Taking into account the 90-day investment horizon Citigroup is expected to generate 0.47 times more return on investment than Cadiz. However, Citigroup is 2.12 times less risky than Cadiz. It trades about 0.01 of its potential returns per unit of risk. Cadiz Inc is currently generating about -0.17 per unit of risk. If you would invest  6,991  in Citigroup on December 28, 2024 and sell it today you would earn a total of  42.00  from holding Citigroup or generate 0.6% return on investment over 90 days.
Time Period3 Months [change]
DirectionMoves Together 
StrengthWeak
Accuracy100.0%
ValuesDaily Returns

Citigroup  vs.  Cadiz Inc

 Performance 
       Timeline  
Citigroup 

Risk-Adjusted Performance

Weak

 
Weak
 
Strong
Compared to the overall equity markets, risk-adjusted returns on investments in Citigroup are ranked lower than 1 (%) of all global equities and portfolios over the last 90 days. In spite of rather sound fundamental indicators, Citigroup is not utilizing all of its potentials. The newest stock price tumult, may contribute to shorter-term losses for the shareholders.
Cadiz Inc 

Risk-Adjusted Performance

Very Weak

 
Weak
 
Strong
Over the last 90 days Cadiz Inc has generated negative risk-adjusted returns adding no value to investors with long positions. Despite weak performance in the last few months, the Stock's basic indicators remain fairly strong which may send shares a bit higher in April 2025. The recent confusion may also be a sign of long-lasting up-swing for the firm traders.

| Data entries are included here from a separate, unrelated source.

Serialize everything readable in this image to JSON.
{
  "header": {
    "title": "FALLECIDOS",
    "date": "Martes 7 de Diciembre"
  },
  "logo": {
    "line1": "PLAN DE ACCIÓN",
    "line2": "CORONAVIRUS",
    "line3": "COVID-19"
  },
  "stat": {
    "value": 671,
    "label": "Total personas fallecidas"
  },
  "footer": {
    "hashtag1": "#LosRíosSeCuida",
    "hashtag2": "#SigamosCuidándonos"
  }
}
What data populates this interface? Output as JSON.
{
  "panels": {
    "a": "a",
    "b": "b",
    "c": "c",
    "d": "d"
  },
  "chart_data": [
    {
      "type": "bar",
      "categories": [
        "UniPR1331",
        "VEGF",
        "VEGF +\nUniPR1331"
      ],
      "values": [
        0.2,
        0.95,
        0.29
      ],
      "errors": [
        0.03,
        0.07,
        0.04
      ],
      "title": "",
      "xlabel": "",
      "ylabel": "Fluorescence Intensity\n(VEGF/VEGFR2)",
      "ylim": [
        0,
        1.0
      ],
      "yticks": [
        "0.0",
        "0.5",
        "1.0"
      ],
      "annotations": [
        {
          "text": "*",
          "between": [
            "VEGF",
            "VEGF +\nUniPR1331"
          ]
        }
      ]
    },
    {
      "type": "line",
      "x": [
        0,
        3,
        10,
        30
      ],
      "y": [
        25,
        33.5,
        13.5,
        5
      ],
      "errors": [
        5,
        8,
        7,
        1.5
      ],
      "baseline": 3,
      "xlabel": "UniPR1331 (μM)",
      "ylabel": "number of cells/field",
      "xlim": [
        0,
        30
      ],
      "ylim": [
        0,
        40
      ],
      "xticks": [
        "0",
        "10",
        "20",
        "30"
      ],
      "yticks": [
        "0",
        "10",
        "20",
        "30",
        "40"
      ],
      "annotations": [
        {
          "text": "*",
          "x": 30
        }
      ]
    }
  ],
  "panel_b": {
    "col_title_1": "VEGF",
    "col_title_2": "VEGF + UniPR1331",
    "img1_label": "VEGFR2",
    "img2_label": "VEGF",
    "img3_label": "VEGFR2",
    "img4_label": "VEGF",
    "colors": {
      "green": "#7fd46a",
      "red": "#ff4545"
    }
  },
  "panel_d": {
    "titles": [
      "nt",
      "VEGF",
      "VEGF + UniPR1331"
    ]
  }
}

Citigroup and Cadiz Volatility Contrast

   Predicted Return Density   
       Returns  

Pair Trading with Citigroup and Cadiz

The main advantage of trading using opposite Citigroup and Cadiz positions is that it hedges away some unsystematic risk. Because of two separate transactions, even if Citigroup position performs unexpectedly, Cadiz can make up some of the losses. Pair trading also minimizes risk from directional movements in the market. For example, if an entire industry or sector drops because of unexpected headlines, the short position in Cadiz will offset losses from the drop in Cadiz's long position.
The idea behind Citigroup and Cadiz Inc pairs trading is to make the combined position market-neutral, meaning the overall market's direction will not affect its win or loss (or potential downside or upside). This can be achieved by designing a pairs trade with two highly correlated stocks or equities that operate in a similar space or sector, making it possible to obtain profits through simple and relatively low-risk investment.
Check out your portfolio center.
Note that this page's information should be used as a complementary analysis to find the right mix of equity instruments to add to your existing portfolios or create a brand new portfolio. You can also try the Sectors module to list of equity sectors categorizing publicly traded companies based on their primary business activities.